“Song 2” stands out for British band Blur in a few ways. The blaring anthem, released 20 years ago today, easily marks one of the band’s biggest worldwide hits to date, but it also stands out as the song that sounds least like the rest of its Brit-pop catalogue.
A one-off idea, written one murky, hungover day in the studio, “Song 2” was a sonic burst of energy that was tossed out and thrown together. But the result found a place in the '90s zeitgeist, in a time when bands like Nirvana were carving out a space for aggressive, fuzzed-out rock music in the mainstream.
To celebrate the 20th anniversary of this song, here are 20 things you might not know about Blur's hit.
1. “Song 2” was meant to be a parody of grunge, a popular genre at the time thanks to the likes of Nirvana, Mudhoney, Soundgarden and Pearl Jam.
2. There wasn’t much thought put into this song. According to bassist Alex James, “We didn’t think about it all.” He added that he had a “really bad, sweaty” hangover the day they wrote the song.
3. Producer Stephen Street revealed in an interview with Q Magazine that “Damon [Albarn]’s guide vocal was pure babbling but it worked so well I suggested we went with it.”
4. The song’s title was a placeholder from its demo tapes, which never got replaced.
5. The numerology worked out in its favour though, as it’s the second song on Blur’s self-titled album, it’s two minutes and two seconds long and there are two verses and two choruses. It’s also coincidentally peaked on U.K. charts at No. 2.
6. That track almost didn’t make Blur’s album because the band thought it was too short.
7. The song was recorded using two drum kits, with drummer Dave Rowntree and guitarist Graham Coxon banging on the drums simultaneously.
8. Rowntree said, in a 2015 interview with XFM, that Blur would “never get invited to a festival again” if they don’t play “Song 2.”
9. During the Pittsburgh Penguins’ 2009 Stanley Cup run, the team used “Song 2” as a celebratory jam whenever it scored a goal.
10. The song has also been used in fictional sports, making an appearance in video games such as FIFA: Road to World Cup 98 and Madden NFL 11.
11. A man in England thought that a squeaky ticket barrier in the London Underground sounded like Albarn’s signature “Woo-hoo!” so he edited together a video fusing the two together.

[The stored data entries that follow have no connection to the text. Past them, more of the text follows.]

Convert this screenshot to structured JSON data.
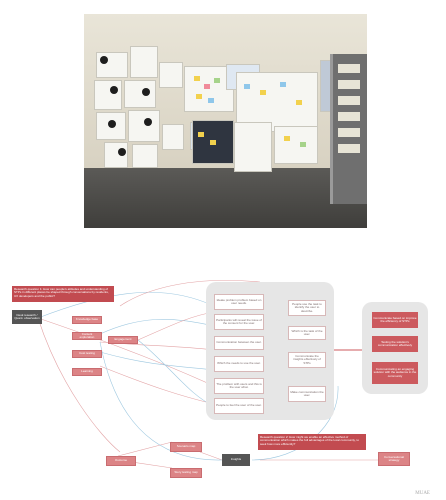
{
  "photo": {
    "description_icon": "photo-of-research-wall"
  },
  "diagram": {
    "rq1": "Research question 1: How can people's attitudes and understanding of STPs in different places be shaped through conversations by residents, UX developers and the public?",
    "rq2": "Research question 2: How might we enable an effective method of communication which makes the full advantages of the local community, to seek how more efficiently?",
    "start_node": "Desk research / Quant. observation",
    "left_nodes": [
      "Knowledge base",
      "Content exploration",
      "Cost testing",
      "Learning"
    ],
    "engagement_node": "Engagement",
    "bottom_nodes": [
      "Scenario map",
      "Story testing map"
    ],
    "outcome_node": "Outcome",
    "insights_node": "Insights",
    "far_right_node": "Conversational strategy",
    "center_cards_left": [
      "Ideate problem problem based on user needs.",
      "Participants will reveal the issue of the consent for the user.",
      "Communication between the user.",
      "Which the needs to use the user.",
      "The problem with users and this is the user what.",
      "People to feel the user of the user."
    ],
    "center_cards_right": [
      "People use the task to identify the user to describe.",
      "Which is the task of the user.",
      "Communicate the insights effectively of STPs",
      "Make communication the user."
    ],
    "right_cards": [
      "Communicate based on improve the efficiency of STPs",
      "Testing the solution's communication effectively",
      "Communicating an engaging solution with the audience in the community"
    ],
    "credit": "MUAE"
  }
}
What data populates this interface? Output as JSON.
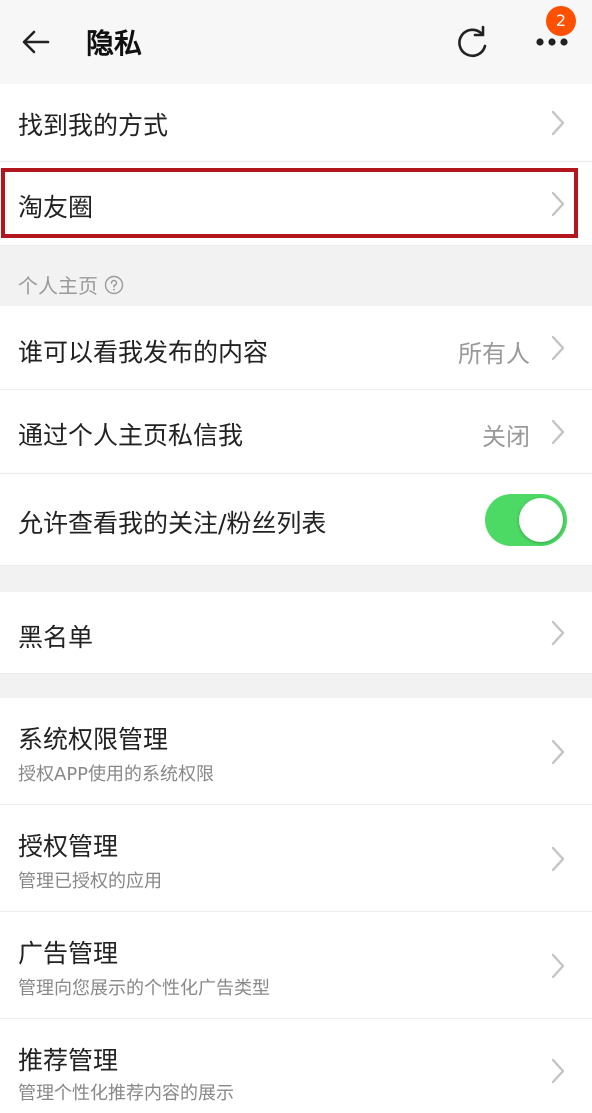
{
  "header": {
    "title": "隐私",
    "badge_count": "2",
    "icons": {
      "back": "arrow-left-icon",
      "refresh": "refresh-icon",
      "more": "more-dots-icon"
    }
  },
  "rows": {
    "find_me": {
      "label": "找到我的方式"
    },
    "taoyouquan": {
      "label": "淘友圈"
    }
  },
  "section": {
    "personal_home": "个人主页"
  },
  "personal": {
    "who_can_see": {
      "label": "谁可以看我发布的内容",
      "value": "所有人"
    },
    "dm_via_home": {
      "label": "通过个人主页私信我",
      "value": "关闭"
    },
    "allow_view_follow": {
      "label": "允许查看我的关注/粉丝列表",
      "toggle_on": true
    }
  },
  "blacklist": {
    "label": "黑名单"
  },
  "management": [
    {
      "title": "系统权限管理",
      "subtitle": "授权APP使用的系统权限"
    },
    {
      "title": "授权管理",
      "subtitle": "管理已授权的应用"
    },
    {
      "title": "广告管理",
      "subtitle": "管理向您展示的个性化广告类型"
    },
    {
      "title": "推荐管理",
      "subtitle": "管理个性化推荐内容的展示"
    }
  ],
  "colors": {
    "accent": "#ff5000",
    "toggle_on": "#4cd964",
    "highlight": "#b3161c"
  }
}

The results have earned almost one million views on YouTube.
12. In 2014, Albarn performed “Song 2” without the rest of Blur for the first time at a solo show in Boston.
13. The song has been covered by Vampire Weekend, My Chemical Romance, Emm Gryner, Plain White T’s and Imagine Dragons.

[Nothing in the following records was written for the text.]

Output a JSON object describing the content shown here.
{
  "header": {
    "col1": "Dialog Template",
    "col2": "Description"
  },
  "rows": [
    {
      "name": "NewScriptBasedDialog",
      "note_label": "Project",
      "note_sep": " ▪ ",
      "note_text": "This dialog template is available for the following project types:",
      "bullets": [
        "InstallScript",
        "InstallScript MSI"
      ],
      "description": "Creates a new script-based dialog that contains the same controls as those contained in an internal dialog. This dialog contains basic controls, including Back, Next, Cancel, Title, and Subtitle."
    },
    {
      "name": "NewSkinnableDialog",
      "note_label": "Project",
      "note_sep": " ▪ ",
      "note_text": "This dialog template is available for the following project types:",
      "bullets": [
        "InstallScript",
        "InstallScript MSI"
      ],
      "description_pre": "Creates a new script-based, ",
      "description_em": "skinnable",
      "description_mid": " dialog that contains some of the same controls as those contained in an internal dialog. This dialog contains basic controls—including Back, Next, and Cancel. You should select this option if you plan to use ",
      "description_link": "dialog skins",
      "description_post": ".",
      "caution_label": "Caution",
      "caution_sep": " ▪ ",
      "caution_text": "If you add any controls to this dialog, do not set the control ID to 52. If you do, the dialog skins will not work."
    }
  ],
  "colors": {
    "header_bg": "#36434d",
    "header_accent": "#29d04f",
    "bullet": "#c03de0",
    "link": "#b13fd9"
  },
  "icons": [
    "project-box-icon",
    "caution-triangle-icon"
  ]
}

14. Avril Lavigne also played the song live, during one of her tours, but only on the drums. In an interview, Lavigne said she originally planned to cover Nirvana’s “Smells Like Teen Spirit,” but changed her mind to “Song 2” when she heard it on the radio. “It’s a song that gets everybody jumping and it’s got a cool drum beat to it,” she explained.
15. Lavigne wasn’t the only one who learned how to play the drum part in “Song 2” — this four-year-old learned to play the song.
16. Wanna see one man cover the entire song? Well there’s a video for that, too.
17. Big Time Rush samples “Song 2” in its 2012 song “Windows Down,” which was co-written by Kesha.
18. "Song 2" was originally supposed to be one-third slower, but Coxon sped things up. Albarn admits that the final version sounds much better.
19. To get a sense of what the slowed-down version might’ve sounded like, Blur performed an alternative version of “Blur 2” on a Spanish TV show in 1997. This relatively stripped-down take features an acoustic guitar instead, and a laidback Albarn sitting and singing on a stool.
20. Some may correlate the song’s main refrain, “Woo-hoo!,” with a certain cartoon character: Homer Simpson. Well, “Song 2” was actually used on an episode of The Simpsons.